Os dedos frios e incômodos da mulher ao seu lado ainda estavam parados no emaranhado de fios vermelhos de seu cabelo. Enquanto o menino de olhos miúdos e corpo franzino a abraçava, como se não pudesse soltá-la, como se necessitasse daquele agarre para sobreviver. E, do lado de fora dos vidros circulares e embaçados, a tempestade rugia, sem dar sinais de estar sequer perto de acabar. O garoto ainda podia ouvir aquele ruído abafado pelo som das ondas, os pés dos marinheiros sobre o chão inseguro daquela embarcação e o som desesperado que saía da boca da mulher que o segurava era apenas mais uma notificação de que as coisas não iam bem. 

Mama, eu estou com medo ― ele sussurrou, sentindo o tremor do corpo aumentar com o sair da sua voz. 

Shhh, não há o que temer, mi pequeño. ― Os braços apertaram ao redor dele quando um trovão estrondou lá fora e a boca do menino se fechou, assim como as pálpebras, apertadas uma na outra. ― Você ainda lembra da história que eu te contava para dormir quando pequeno? ― O garotinho assentiu, ainda sem abrir os olhos ou afrouxar o aperto em volta dela. ― E o que ela dizia? ― incentivou-o.

― Um pirata corajoso nunca abaixa a cabeça para algo tão pequeno como um trovão numa tempestade. Ele sobe aos céus e o enfrenta. ― A voz pausou por alguns instantes, incerta. ― Mas eu não sou alto o suficiente para alcançar o céu. E o mar… é assustador! Sinto como se as ondas fossem me engolir e os monstros fossem me  puxar para as profundezas. 

A mãe riu docemente e o puxou mais para si. Ali, no conforto seguro que eram seus braços, com o cheiro que tanto amava, ele sentiu o medo abrandar e o corpo começou a relaxar.

― Não tema o mar, mi amor, ele nunca leva aquilo que não pretende devolver.

E, como a maioria das coisas que marcam nossas vidas, essas palavras o acompanhariam pelo resto da sua. 

⚙⚙⚙

 

Reprimendas realmente não eram de seu agrado. Mas o que poderia dizer quando não deixavam um sabor bom na boca de qualquer um que as levasse? No caso de Shouto, ele as odiava. Odiava as marcas deixadas em seu corpo, odiava o ardor de cada pancada, de cada ferida. Odiava o fogo que tomava seu peito, como um incentivo para que revidasse. Mas não podia, sabia que não podia. 

Suas costas reclamavam, doloridas pelo castigo do dia anterior. Era verdade que o chão não se fazia um bom lugar para dormir nem mesmo para os pobres coitados que não tinham um pouco de liberdade que fosse. Seu colchão havia sido retirado de sua cama minutos antes de chegar ao quarto, uma cortesia de seu tão querido pai. 

De algum modo, Endeavor conseguia transformar aqueles momentos em verdadeiras sessões de horror, dominando o ambiente e a obediência da tripulação, não por lealdade, e sim por um medo irracional incutido por meio daquela prática. Sempre servindo de exemplo aos demais que apenas baixavam os olhos com o aviso pairando sob suas cabeças: “Você pode ser o próximo.” E era ainda pior quando o exemplo era ele, seu próprio filho, apenas para mostrar que não haviam privilégios para ninguém na hora das punições. 

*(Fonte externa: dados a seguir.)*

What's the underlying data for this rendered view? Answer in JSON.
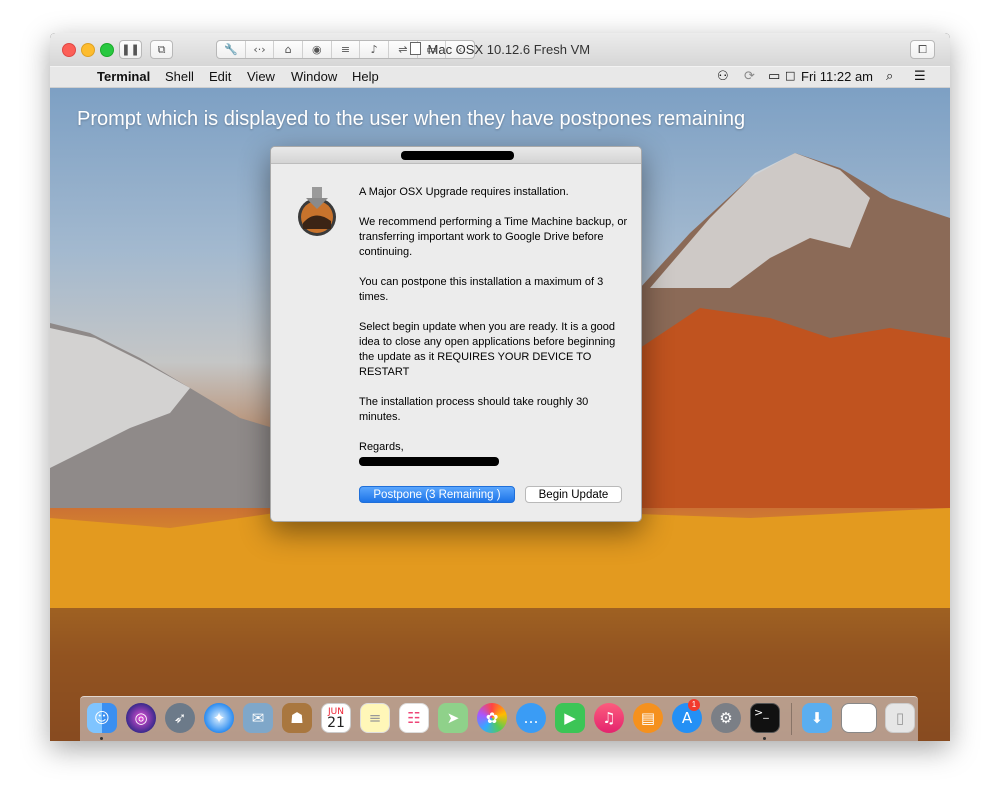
{
  "window": {
    "title": "Mac OSX 10.12.6 Fresh VM"
  },
  "menubar": {
    "app": "Terminal",
    "items": [
      "Shell",
      "Edit",
      "View",
      "Window",
      "Help"
    ],
    "clock": "Fri 11:22 am"
  },
  "overlay_caption": "Prompt which is displayed to the user when they have postpones remaining",
  "dialog": {
    "paragraphs": [
      "A Major OSX Upgrade requires installation.",
      "We recommend performing a Time Machine backup, or transferring important work to Google Drive before continuing.",
      "You can postpone this installation a maximum of 3 times.",
      "Select begin update when you are ready. It is a good idea to close any open applications before beginning the update as it REQUIRES YOUR DEVICE TO RESTART",
      "The installation process should take roughly 30 minutes."
    ],
    "regards": "Regards,",
    "postpone_label": "Postpone (3 Remaining )",
    "begin_label": "Begin Update"
  },
  "dock": {
    "calendar_month": "JUN",
    "calendar_day": "21",
    "app_store_badge": "1"
  }
}
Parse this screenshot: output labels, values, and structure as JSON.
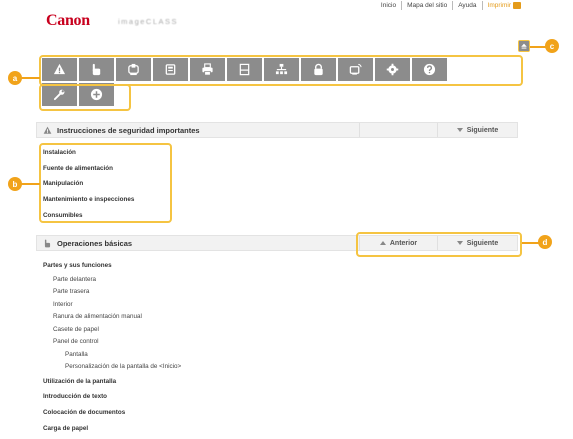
{
  "toplinks": {
    "inicio": "Inicio",
    "mapa": "Mapa del sitio",
    "ayuda": "Ayuda",
    "imprimir": "Imprimir"
  },
  "header": {
    "logo": "Canon",
    "product": "imageCLASS"
  },
  "toolbar": {
    "row1_icons": [
      "warning-icon",
      "hand-icon",
      "copy-icon",
      "fax-icon",
      "print-icon",
      "scan-icon",
      "network-icon",
      "lock-icon",
      "remote-icon",
      "gear-icon",
      "help-icon"
    ],
    "row2_icons": [
      "wrench-icon",
      "plus-icon"
    ]
  },
  "callouts": {
    "a": "a",
    "b": "b",
    "c": "c",
    "d": "d"
  },
  "section1": {
    "title": "Instrucciones de seguridad importantes",
    "next": "Siguiente",
    "items": [
      "Instalación",
      "Fuente de alimentación",
      "Manipulación",
      "Mantenimiento e inspecciones",
      "Consumibles"
    ]
  },
  "section2": {
    "title": "Operaciones básicas",
    "prev": "Anterior",
    "next": "Siguiente",
    "group_title": "Partes y sus funciones",
    "sub_items": [
      "Parte delantera",
      "Parte trasera",
      "Interior",
      "Ranura de alimentación manual",
      "Casete de papel",
      "Panel de control"
    ],
    "sub_sub_items": [
      "Pantalla",
      "Personalización de la pantalla de <Inicio>"
    ],
    "items": [
      "Utilización de la pantalla",
      "Introducción de texto",
      "Colocación de documentos",
      "Carga de papel"
    ]
  },
  "colors": {
    "accent": "#f1a31a",
    "highlight": "#f5c442",
    "toolbar": "#8c8c8c",
    "brand": "#c8001e"
  }
}
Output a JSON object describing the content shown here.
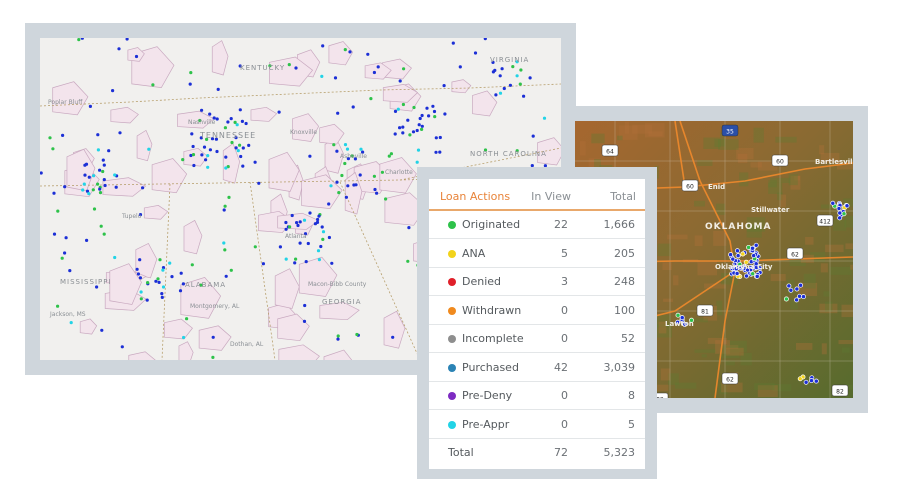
{
  "left_map": {
    "labels": {
      "kentucky": "KENTUCKY",
      "virginia": "VIRGINIA",
      "tennessee": "TENNESSEE",
      "north_carolina": "NORTH\nCAROLINA",
      "mississippi": "MISSISSIPPI",
      "alabama": "ALABAMA",
      "georgia": "GEORGIA",
      "poplar_bluff": "Poplar Bluff",
      "tupelo": "Tupelo",
      "nashville": "Nashville",
      "knoxville": "Knoxville",
      "asheville": "Asheville",
      "charlotte": "Charlotte",
      "atlanta": "Atlanta",
      "jackson": "Jackson, MS",
      "macon": "Macon-Bibb County",
      "montgomery": "Montgomery, AL",
      "dothan": "Dothan, AL"
    }
  },
  "right_map": {
    "labels": {
      "oklahoma": "OKLAHOMA",
      "enid": "Enid",
      "stillwater": "Stillwater",
      "bartlesville": "Bartlesville",
      "oklahoma_city": "Oklahoma City",
      "lawton": "Lawton"
    },
    "shields": [
      "35",
      "64",
      "60",
      "60",
      "412",
      "62",
      "81",
      "62",
      "82",
      "82"
    ]
  },
  "loan_actions": {
    "headers": {
      "label": "Loan Actions",
      "in_view": "In View",
      "total": "Total"
    },
    "rows": [
      {
        "label": "Originated",
        "in_view": "22",
        "total": "1,666",
        "color": "#2ec24a"
      },
      {
        "label": "ANA",
        "in_view": "5",
        "total": "205",
        "color": "#f2d31b"
      },
      {
        "label": "Denied",
        "in_view": "3",
        "total": "248",
        "color": "#e0202a"
      },
      {
        "label": "Withdrawn",
        "in_view": "0",
        "total": "100",
        "color": "#f08a1e"
      },
      {
        "label": "Incomplete",
        "in_view": "0",
        "total": "52",
        "color": "#8e8e8e"
      },
      {
        "label": "Purchased",
        "in_view": "42",
        "total": "3,039",
        "color": "#2b83b5"
      },
      {
        "label": "Pre-Deny",
        "in_view": "0",
        "total": "8",
        "color": "#7d2bc2"
      },
      {
        "label": "Pre-Appr",
        "in_view": "0",
        "total": "5",
        "color": "#22d3e6"
      }
    ],
    "total_row": {
      "label": "Total",
      "in_view": "72",
      "total": "5,323"
    }
  }
}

Mas o que podia dizer? A liberdade tinha um preço alto. Para aqueles que não a tinham, a carga era mais pesada do que parecia. E ardia como o fogo do inferno não poder fazer nada, não poder se mover nas piores horas. Ter de se manter impotente, indiferente à maneira como era tratado. Manter a cabeça erguida e a expressão impassível, reforçando a demonstração de que nada daquilo importava.

Mas o fazia. 

Mais do que qualquer coisa.

Ergueu o corpo ao sentir a leve mudança no movimento do navio, o mínimo suavizar das ondas lhe indicava que logo estariam atracando. Esticou os braços a frente, evitando encarar por muito tempo as feias marcas que os desfiguravam, e alongou o corpo conforme o costume criado há muito tempo. Era fundamental para um marinheiro que seu corpo estivesse em boa forma, do contrário não haveria sorte que os fizesse vencer as tempestades. Levantou-se de vez, agora apoiando a perna direita nos suportes de madeiras pregados às paredes e contou os segundos antes de repetir o mesmo procedimento com a outra perna. Abaixou o tronco até que as mãos se espalmassem no chão e cerrou os dentes ao sentir suas costas reclamarem. Ignorou. 

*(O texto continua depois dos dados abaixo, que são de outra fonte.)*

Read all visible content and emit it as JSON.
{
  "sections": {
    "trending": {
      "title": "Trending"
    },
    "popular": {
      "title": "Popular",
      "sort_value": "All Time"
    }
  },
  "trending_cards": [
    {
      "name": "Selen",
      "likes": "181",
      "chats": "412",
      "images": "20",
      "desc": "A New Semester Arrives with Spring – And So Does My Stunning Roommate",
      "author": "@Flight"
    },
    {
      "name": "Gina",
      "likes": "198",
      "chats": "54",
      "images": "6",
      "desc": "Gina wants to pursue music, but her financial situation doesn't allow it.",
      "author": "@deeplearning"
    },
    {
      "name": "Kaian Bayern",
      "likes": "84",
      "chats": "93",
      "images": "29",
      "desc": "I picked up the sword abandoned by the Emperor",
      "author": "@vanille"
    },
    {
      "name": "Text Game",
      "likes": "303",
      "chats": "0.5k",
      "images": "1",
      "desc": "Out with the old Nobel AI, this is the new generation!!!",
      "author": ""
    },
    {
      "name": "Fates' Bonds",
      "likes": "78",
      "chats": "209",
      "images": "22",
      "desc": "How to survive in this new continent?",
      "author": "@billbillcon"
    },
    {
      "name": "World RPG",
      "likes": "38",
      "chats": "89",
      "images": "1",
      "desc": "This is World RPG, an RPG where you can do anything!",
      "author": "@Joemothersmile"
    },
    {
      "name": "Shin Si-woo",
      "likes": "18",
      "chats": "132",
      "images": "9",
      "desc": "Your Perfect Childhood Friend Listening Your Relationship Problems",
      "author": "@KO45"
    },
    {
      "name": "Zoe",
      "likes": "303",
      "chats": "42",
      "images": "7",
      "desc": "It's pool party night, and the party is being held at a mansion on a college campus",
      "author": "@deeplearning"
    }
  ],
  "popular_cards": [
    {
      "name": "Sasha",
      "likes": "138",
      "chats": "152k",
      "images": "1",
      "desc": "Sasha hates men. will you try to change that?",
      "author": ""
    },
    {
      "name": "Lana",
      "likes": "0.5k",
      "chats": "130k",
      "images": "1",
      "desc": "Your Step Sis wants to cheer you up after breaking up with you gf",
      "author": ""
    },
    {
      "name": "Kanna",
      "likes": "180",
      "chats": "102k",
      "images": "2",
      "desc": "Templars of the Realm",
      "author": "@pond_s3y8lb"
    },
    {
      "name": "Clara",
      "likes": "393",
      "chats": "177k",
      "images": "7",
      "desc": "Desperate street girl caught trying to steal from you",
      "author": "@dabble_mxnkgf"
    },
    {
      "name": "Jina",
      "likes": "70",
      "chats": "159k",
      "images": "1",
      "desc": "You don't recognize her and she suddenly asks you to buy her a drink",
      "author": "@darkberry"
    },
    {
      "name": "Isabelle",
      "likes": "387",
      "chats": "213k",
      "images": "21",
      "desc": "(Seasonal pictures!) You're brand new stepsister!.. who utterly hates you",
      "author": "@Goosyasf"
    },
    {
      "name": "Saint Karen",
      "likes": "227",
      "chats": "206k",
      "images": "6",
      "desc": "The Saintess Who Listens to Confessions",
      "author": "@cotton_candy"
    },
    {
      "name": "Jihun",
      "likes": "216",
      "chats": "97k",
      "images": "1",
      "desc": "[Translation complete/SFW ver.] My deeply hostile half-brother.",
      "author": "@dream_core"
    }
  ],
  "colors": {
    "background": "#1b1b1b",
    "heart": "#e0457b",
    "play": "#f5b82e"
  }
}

A mente voou à sua frente, separando-se dos exercícios de rotina os quais repetia com tanta frequência que poderia fazê-los até mesmo de olhos fechados e analisou o que aquela mudança poderia significar. Após tanto tempo no mar, ele estava ansioso por voltar a terra firme e ter a chance por menor que fosse de se livrar mais uma vez da voz odiosa de Enji gritando comandos em seu ouvido, como se Todoroki fosse seu escravo; bem como ter uma trégua nos castigos. Concluído o último exercício, atirou o casaco por cima das roupas leves que usava para dormir e apertou bem as botas antes de se considerar pronto para enfrentar mais um dia.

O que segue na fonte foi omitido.